In 2016, the government of American Samoa claimed in a federal lawsuit the United States shrank a prohibited fishing zone around the South Pacific territory that was meant specifically for local fishers. The zone changed from 50 nautical miles to 12.
Boats larger than 50 feet were blocked from fishing and meant to avoid gear conflicts and competition between large fishing operations and local vessels.
American Samoa, through its status as an unorganized sovereign territory, is allowed a special right to maintain its traditions, culture and control of its lands and waters under a treaty signed in 1900 between several island chiefs and the U.S government.
But in 2016, the U.S. government said there was only one small vessel in the territory that was fishing in the waters — something the American Samoa government denied in its federal complaint filed in the District of Hawaii.
American Samoa claimed the U.S rule change ignored the relevance of the local fishery to the Samoan culture and the 1900 treaty, referred to as the Deed of Cession of Tutuila.
The territory of American Samoa also argued the 2016 rule violated the Magnuson-Stevens Fishery Conservation and Management Act, which determines regional stocks and catch limits meant to consider the social and economic needs of states.
In March 2017, a federal judge found that the government’s final rule was invalid because it did not take into consideration whether the change was consistent with the treaty and said the U.S government acted “arbitrarily and capriciously because it relied on a rationale that was contrary to the evidence before it.”
The National Marine Fisheries Services appealed the judgment.
In a four-page memorandum released Friday last week, a three-judge panel reversed the court’s judgment. They found the government agency did not ignore input from the American Samoa government or ASG and the impact to the small alia fishing boats, sometimes called catamarans.

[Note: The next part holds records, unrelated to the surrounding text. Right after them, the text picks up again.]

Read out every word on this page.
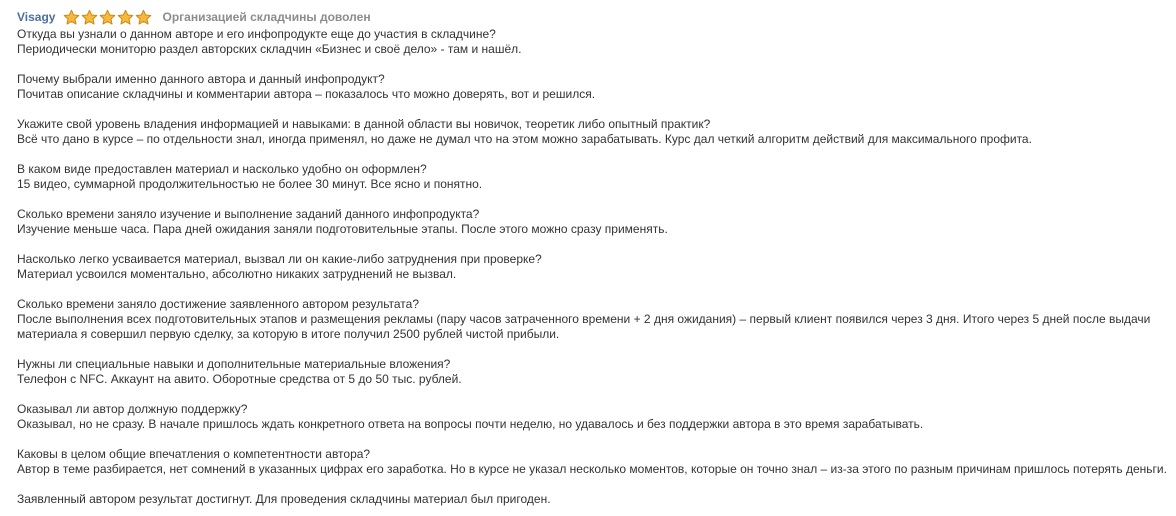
Visagy	Организацией складчины доволен
Откуда вы узнали о данном авторе и его инфопродукте еще до участия в складчине?
Периодически мониторю раздел авторских складчин «Бизнес и своё дело» - там и нашёл.
Почему выбрали именно данного автора и данный инфопродукт?
Почитав описание складчины и комментарии автора – показалось что можно доверять, вот и решился.
Укажите свой уровень владения информацией и навыками: в данной области вы новичок, теоретик либо опытный практик?
Всё что дано в курсе – по отдельности знал, иногда применял, но даже не думал что на этом можно зарабатывать. Курс дал четкий алгоритм действий для максимального профита.
В каком виде предоставлен материал и насколько удобно он оформлен?
15 видео, суммарной продолжительностью не более 30 минут. Все ясно и понятно.
Сколько времени заняло изучение и выполнение заданий данного инфопродукта?
Изучение меньше часа. Пара дней ожидания заняли подготовительные этапы. После этого можно сразу применять.
Насколько легко усваивается материал, вызвал ли он какие-либо затруднения при проверке?
Материал усвоился моментально, абсолютно никаких затруднений не вызвал.
Сколько времени заняло достижение заявленного автором результата?
После выполнения всех подготовительных этапов и размещения рекламы (пару часов затраченного времени + 2 дня ожидания) – первый клиент появился через 3 дня. Итого через 5 дней после выдачи материала я совершил первую сделку, за которую в итоге получил 2500 рублей чистой прибыли.
Нужны ли специальные навыки и дополнительные материальные вложения?
Телефон с NFC. Аккаунт на авито. Оборотные средства от 5 до 50 тыс. рублей.
Оказывал ли автор должную поддержку?
Оказывал, но не сразу. В начале пришлось ждать конкретного ответа на вопросы почти неделю, но удавалось и без поддержки автора в это время зарабатывать.
Каковы в целом общие впечатления о компетентности автора?
Автор в теме разбирается, нет сомнений в указанных цифрах его заработка. Но в курсе не указал несколько моментов, которые он точно знал – из-за этого по разным причинам пришлось потерять деньги.
Заявленный автором результат достигнут. Для проведения складчины материал был пригоден.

“It is of little import that NMFS did not specifically cite the cessions when detailing the ‘other applicable laws’ it consulted, as NMFS considered the consequences of the rule on alia fishing boats, and rationally determined the effects were not significant,” the memorandum states.
The judges noted that since 2006 just a handful of alia vessels operated on a regular basis and only one was active in 2013 and 2014.
“The Western Pacific Fishery Management Council and ASG are developing strategies to develop and increase alia fishing, however, and NMFS will annually review the effects of the rule, providing ASG the opportunity for further input and challenge,” the panel wrote.
An email to the American Samoa government’s attorney for comment was not immediately answered.
U.S Circuit Judges Mary Margaret McKeown, a Clinton appointee, and Bridget Bade and Danielle Hunsaker, both Trump appointees, served on the panel.
The case was originally argued before a panel that included Senior U.S Circuit Judge Jerome Farris who died in July. According to the Ninth Circuit, Hunsaker reviewed the briefs, records and oral arguments to replace Farris.